LangChain Agent Executor Deep Dive

In this chapter, we will continue from the introduction to agents and dive deeper into agents. Learning how to build our custom agent execution loop for v0.3 of LangChain.

What is the Agent Executor?

When we talk about agents, a significant part of an "agent" is simple code logic, iteratively rerunning LLM calls and processing their output. The exact logic varies significantly, but one well-known example is the ReAct agent.

ReAct process

Reason + Action (ReAct) agents use iterative reasoning and action steps to incorporate chain-of-thought and tool-use into their execution. During the reasoning step, the LLM generates the steps to take to answer the query. Next, the LLM generates the action input, which our code logic parses into a tool call.

Agentic graph of ReAct

Following our action step, we get an observation from the tool call. Then, we feed the observation back into the agent executor logic for a final answer or further reasoning and action steps.

The agent and agent executor we will be building will follow this pattern.

Creating an Agent

We will construct the agent using LangChain Epression Language (LCEL). We cover LCEL more in the LCEL chapter, but as before, all we need to know now is that we construct our agent using syntax and components like so:

text

agent = (
	<input parameters, including chat history and user query>
	| <prompt>
	| <LLM with tools>
)

We need this agent to remember previous interactions within the conversation. To do that, we will use the ChatPromptTemplate with a system message, a placeholder for our chat history, a placeholder for the user query, and a placeholder for the agent scratchpad.

The agent scratchpad is where the agent writes its notes as it works through multiple internal thought and tool-use steps to produce a final output for the user. This scratchpad is a list of messages with alternating roles of ai (for the tool call) and tool (for the tool execution output). Both message types require a tool_call_id field which is used to link the respective AI and tool messages - this can be required when we many tool calls happening in parallel.

python

from langchain_core.prompts import ChatPromptTemplate, MessagesPlaceholder

prompt = ChatPromptTemplate.from_messages([
    ("system", (
        "You're a helpful assistant.

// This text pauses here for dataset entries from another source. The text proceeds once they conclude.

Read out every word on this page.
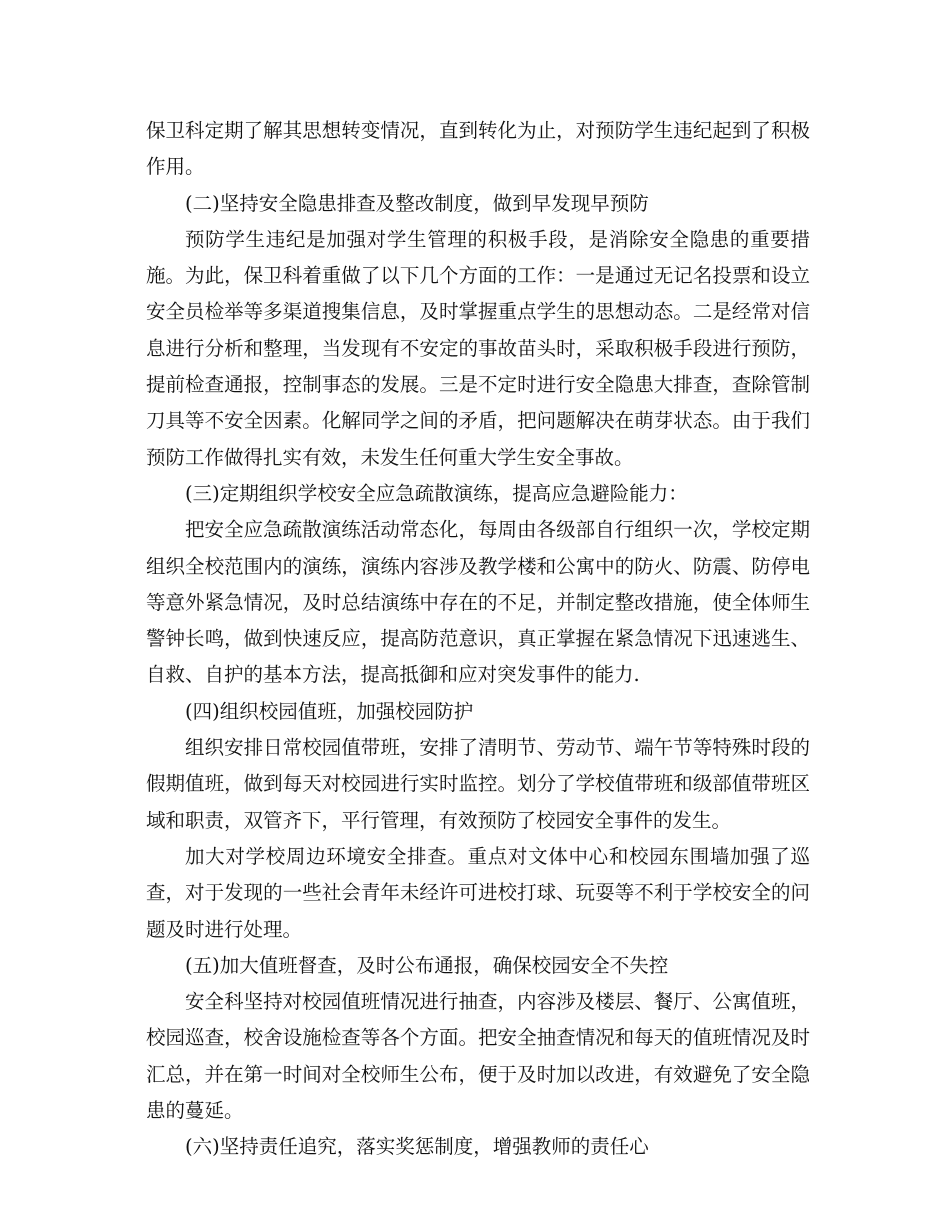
保卫科定期了解其思想转变情况，直到转化为止，对预防学生违纪起到了积极作用。

(二)坚持安全隐患排查及整改制度，做到早发现早预防

预防学生违纪是加强对学生管理的积极手段，是消除安全隐患的重要措施。为此，保卫科着重做了以下几个方面的工作：一是通过无记名投票和设立安全员检举等多渠道搜集信息，及时掌握重点学生的思想动态。二是经常对信息进行分析和整理，当发现有不安定的事故苗头时，采取积极手段进行预防，提前检查通报，控制事态的发展。三是不定时进行安全隐患大排查，查除管制刀具等不安全因素。化解同学之间的矛盾，把问题解决在萌芽状态。由于我们预防工作做得扎实有效，未发生任何重大学生安全事故。

(三)定期组织学校安全应急疏散演练，提高应急避险能力：

把安全应急疏散演练活动常态化，每周由各级部自行组织一次，学校定期组织全校范围内的演练，演练内容涉及教学楼和公寓中的防火、防震、防停电等意外紧急情况，及时总结演练中存在的不足，并制定整改措施，使全体师生警钟长鸣，做到快速反应，提高防范意识，真正掌握在紧急情况下迅速逃生、自救、自护的基本方法，提高抵御和应对突发事件的能力.

(四)组织校园值班，加强校园防护

组织安排日常校园值带班，安排了清明节、劳动节、端午节等特殊时段的假期值班，做到每天对校园进行实时监控。划分了学校值带班和级部值带班区域和职责，双管齐下，平行管理，有效预防了校园安全事件的发生。

加大对学校周边环境安全排查。重点对文体中心和校园东围墙加强了巡查，对于发现的一些社会青年未经许可进校打球、玩耍等不利于学校安全的问题及时进行处理。

(五)加大值班督查，及时公布通报，确保校园安全不失控

安全科坚持对校园值班情况进行抽查，内容涉及楼层、餐厅、公寓值班，校园巡查，校舍设施检查等各个方面。把安全抽查情况和每天的值班情况及时汇总，并在第一时间对全校师生公布，便于及时加以改进，有效避免了安全隐患的蔓延。

(六)坚持责任追究，落实奖惩制度，增强教师的责任心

When answering a user's question "
        "you should first use one of the tools provided. After using a "
        "tool the tool output will be provided in the "
        "'scratchpad' below. If you have an answer in the "
        "scratchpad you should not use any more tools and "
        "instead answer directly to the user."
    )),
    MessagesPlaceholder(variable_name="chat_history"),
    ("human", "{input}"),
    MessagesPlaceholder(variable_name="agent_scratchpad"),
])

Next, we must define our LLM. We will use the gpt-4o-mini model with a temperature of 0.0.

python

import os
from getpass import getpass
from langchain_openai import ChatOpenAI

os.environ["OPENAI_API_KEY"] = os.getenv("OPENAI_API_KEY") \
    or getpass("Enter your OpenAI API key: ")

llm = ChatOpenAI(
    model_name="gpt-4o-mini",
    temperature=0.0,
)

To add tools to our LLM, we will use the bind_tools method within the LCEL constructor, which will take and add our tools to the LLM. We'll also include the tool_choice="any" argument to bind_tools, which tells the LLM that it MUST use a tool, ie it cannot provide a final answer directly (therefore not using a tool):

python

from langchain_core.runnables.base import RunnableSerializable

tools = [add, subtract, multiply, exponentiate]

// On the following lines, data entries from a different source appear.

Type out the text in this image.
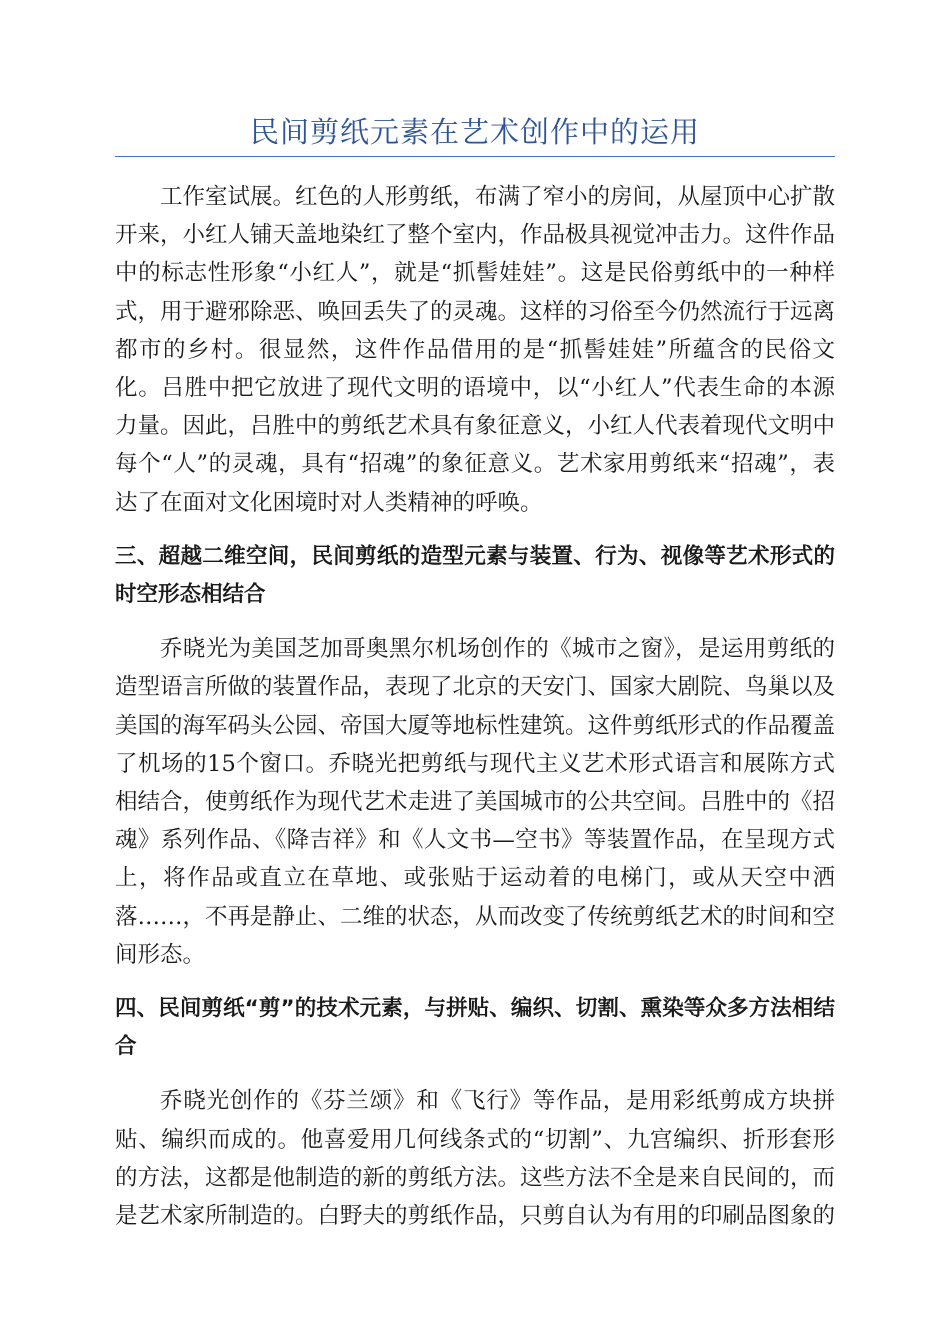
民间剪纸元素在艺术创作中的运用

工作室试展。红色的人形剪纸，布满了窄小的房间，从屋顶中心扩散开来，小红人铺天盖地染红了整个室内，作品极具视觉冲击力。这件作品中的标志性形象“小红人”，就是“抓髻娃娃”。这是民俗剪纸中的一种样式，用于避邪除恶、唤回丢失了的灵魂。这样的习俗至今仍然流行于远离都市的乡村。很显然，这件作品借用的是“抓髻娃娃”所蕴含的民俗文化。吕胜中把它放进了现代文明的语境中，以“小红人”代表生命的本源力量。因此，吕胜中的剪纸艺术具有象征意义，小红人代表着现代文明中每个“人”的灵魂，具有“招魂”的象征意义。艺术家用剪纸来“招魂”，表达了在面对文化困境时对人类精神的呼唤。

三、超越二维空间，民间剪纸的造型元素与装置、行为、视像等艺术形式的时空形态相结合

乔晓光为美国芝加哥奥黑尔机场创作的《城市之窗》，是运用剪纸的造型语言所做的装置作品，表现了北京的天安门、国家大剧院、鸟巢以及美国的海军码头公园、帝国大厦等地标性建筑。这件剪纸形式的作品覆盖了机场的15个窗口。乔晓光把剪纸与现代主义艺术形式语言和展陈方式相结合，使剪纸作为现代艺术走进了美国城市的公共空间。吕胜中的《招魂》系列作品、《降吉祥》和《人文书—空书》等装置作品，在呈现方式上，将作品或直立在草地、或张贴于运动着的电梯门，或从天空中洒落……，不再是静止、二维的状态，从而改变了传统剪纸艺术的时间和空间形态。

四、民间剪纸“剪”的技术元素，与拼贴、编织、切割、熏染等众多方法相结合

乔晓光创作的《芬兰颂》和《飞行》等作品，是用彩纸剪成方块拼贴、编织而成的。他喜爱用几何线条式的“切割”、九宫编织、折形套形的方法，这都是他制造的新的剪纸方法。这些方法不全是来自民间的，而是艺术家所制造的。白野夫的剪纸作品，只剪自认为有用的印刷品图象的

# define the agent runnable
agent: RunnableSerializable = (
    {
        "input": lambda x: x["input"],
        "chat_history": lambda x: x["chat_history"],
        "agent_scratchpad": lambda x: x.get("agent_scratchpad", [])
    }
    | prompt
    | llm.bind_tools(tools, tool_choice="any")
)

We invoke the agent with the invoke method, passing in the input and chat history.

python

tool_call = agent.invoke({"input": "What is 10 + 10", "chat_history": []})
tool_call

python

AIMessage(
    content='',
    additional_kwargs={
        'tool_calls': [
            {
                'function': {
                    'arguments': '{"x":10,"y":10}',
                    'name': 'add'
                },
                'id': 'call_bI8aZpMN1y907LncsX9rhY6y',
                'type': 'function'
            }
        ],
        'refusal': None
    },
    response_metadata={
        'token_usage': {
            'completion_tokens': 18,
            'prompt_tokens': 205,
            'total_tokens': 223,
            'completion_tokens_details': {
                'accepted_prediction_tokens': 0,
                'audio_tokens': 0,
                'reasoning_tokens': 0,
                'rejected_prediction_tokens': 0
            },
            'prompt_tokens_details': {'audio_tokens': 0, 'cached_tokens': 0}
        }
    }
)

Because we set tool_choice="any" to force the tool output, the usual content field will be empty as LangChain reserves that field for natural language output, i.e. the final answer of the LLM. To find our tool output, we need to look at the tool_calls field:

python

tool_call.tool_calls

python

[{'name': 'add',
  'args': {'x': 10, 'y': 10},
  'id': 'call_bI8aZpMN1y907LncsX9rhY6y',
  'type': 'tool_call'}]

From here, we have the tool name that our LLM wants to use and the args that it wants to pass to that tool. We can see that the tool add is being used with the arguments x=10 and y=10. The agent.invoke method has not executed the tool function; we need to write that part of the agent code ourselves.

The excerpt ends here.